MUFG EM EMEA: The economic costs of the conflict – one month on

MUFG EM EMEA: The economic costs of the conflict – one month on

Oorlog Oekraïne
Rusland (03)

Russia’s invasion of Ukraine, the resulting sanctions and associated worsening in risk appetite compounds a stagflationary environment – portmanteau of high inflation and low growth – that predates the conflict, across EMs.

As if the complexities needed any further headwinds, rising COVID case numbers in China and the toll of maintaining a zero-COVID policy in the presence of the more transmissible Omicron variant have brought pandemic risks back in focus for the EM growth outlook.

FX views

The resilience of EM FX has been again evident despite US yields continuing to rise sharply both at the short and long end of the curve, which has only encouraged a narrow rally of the USD so far against other low yielding major FX such as JPY, EUR, CHF and GBP – and not too disruptive for financial market stability.

Week in review

A 100bp emergency rate hike in Egypt as well as a large FX devaluation are a testament of the authorities in taking the necessary steps to align their policy framework with domestic and global realities, Meanwhile, Russia has made two FX bond payments to date with the near-term probability of default centred more on the willingness rather than the ability to pay.

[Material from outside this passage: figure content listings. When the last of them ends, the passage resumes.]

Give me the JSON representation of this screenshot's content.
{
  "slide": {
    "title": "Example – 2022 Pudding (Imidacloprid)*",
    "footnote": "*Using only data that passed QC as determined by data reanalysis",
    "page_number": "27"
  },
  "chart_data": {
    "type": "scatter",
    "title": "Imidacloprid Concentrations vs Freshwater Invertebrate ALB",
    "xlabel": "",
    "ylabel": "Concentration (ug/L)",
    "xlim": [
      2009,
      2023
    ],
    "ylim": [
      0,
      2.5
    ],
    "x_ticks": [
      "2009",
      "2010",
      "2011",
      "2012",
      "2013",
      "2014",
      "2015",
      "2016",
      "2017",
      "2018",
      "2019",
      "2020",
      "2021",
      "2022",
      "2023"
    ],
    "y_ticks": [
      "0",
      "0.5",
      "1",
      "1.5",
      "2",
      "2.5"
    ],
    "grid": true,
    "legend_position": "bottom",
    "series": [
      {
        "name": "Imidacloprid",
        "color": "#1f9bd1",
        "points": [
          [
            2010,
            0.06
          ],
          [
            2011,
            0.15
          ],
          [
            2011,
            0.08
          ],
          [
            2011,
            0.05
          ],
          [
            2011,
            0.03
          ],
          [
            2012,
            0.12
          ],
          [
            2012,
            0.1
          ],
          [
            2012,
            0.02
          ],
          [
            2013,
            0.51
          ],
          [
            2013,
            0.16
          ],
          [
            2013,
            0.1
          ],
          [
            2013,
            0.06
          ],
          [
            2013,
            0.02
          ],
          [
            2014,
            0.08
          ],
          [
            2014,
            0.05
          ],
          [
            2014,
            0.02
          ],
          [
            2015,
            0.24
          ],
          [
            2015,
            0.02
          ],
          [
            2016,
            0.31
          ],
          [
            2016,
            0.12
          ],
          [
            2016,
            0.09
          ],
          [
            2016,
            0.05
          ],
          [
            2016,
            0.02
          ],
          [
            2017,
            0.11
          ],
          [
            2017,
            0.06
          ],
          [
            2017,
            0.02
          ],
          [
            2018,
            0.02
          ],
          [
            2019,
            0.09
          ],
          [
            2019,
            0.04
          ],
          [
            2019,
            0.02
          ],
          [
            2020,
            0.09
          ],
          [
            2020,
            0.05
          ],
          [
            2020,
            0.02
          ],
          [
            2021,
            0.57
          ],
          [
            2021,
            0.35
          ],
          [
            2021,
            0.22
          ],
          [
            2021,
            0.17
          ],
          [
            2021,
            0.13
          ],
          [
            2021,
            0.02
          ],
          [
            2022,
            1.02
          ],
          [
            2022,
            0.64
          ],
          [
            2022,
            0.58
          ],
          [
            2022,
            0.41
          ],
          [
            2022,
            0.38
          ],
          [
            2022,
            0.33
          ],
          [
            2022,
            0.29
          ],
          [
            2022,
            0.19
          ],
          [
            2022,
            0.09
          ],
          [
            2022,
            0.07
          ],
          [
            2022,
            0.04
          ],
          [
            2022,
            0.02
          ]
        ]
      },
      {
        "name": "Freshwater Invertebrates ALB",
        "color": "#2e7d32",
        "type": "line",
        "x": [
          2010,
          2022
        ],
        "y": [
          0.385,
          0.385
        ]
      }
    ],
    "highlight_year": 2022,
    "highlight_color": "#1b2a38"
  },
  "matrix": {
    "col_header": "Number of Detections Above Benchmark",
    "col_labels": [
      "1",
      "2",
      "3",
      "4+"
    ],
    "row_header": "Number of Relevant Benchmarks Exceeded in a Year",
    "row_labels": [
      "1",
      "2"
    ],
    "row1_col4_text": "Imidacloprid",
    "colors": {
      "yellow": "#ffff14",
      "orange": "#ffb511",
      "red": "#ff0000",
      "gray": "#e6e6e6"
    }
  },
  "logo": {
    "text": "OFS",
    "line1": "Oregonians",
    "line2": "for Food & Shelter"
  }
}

Separately, South Africa hiked rates by 25bp as expected.

Week ahead and calendar

In the week ahead, PMI surveys for March will offer markets the first ramifications of Russia’s invasion of Ukraine on corporate sentiment. Meanwhile, we expect the Czech Republic to hike by 50bp taking rates to 5.0% and inflation in Poland to print higher at 9.7% y/y in March owing to elevated energy prices.

Forecasts at a glance

We continue to expect the easing of pandemic effects to supporting recoveries, although the going will get tougher in EMs – key risks stem from a tightening in global financial conditions and a lower gear in China.

Core indicators

EMs witnessed the fifth consecutive week of outflows (USD-1.4bn), owing to a continuation of broad contagion from the geopolitical crisis as well as an ongoing tightening in global liquidity conditions.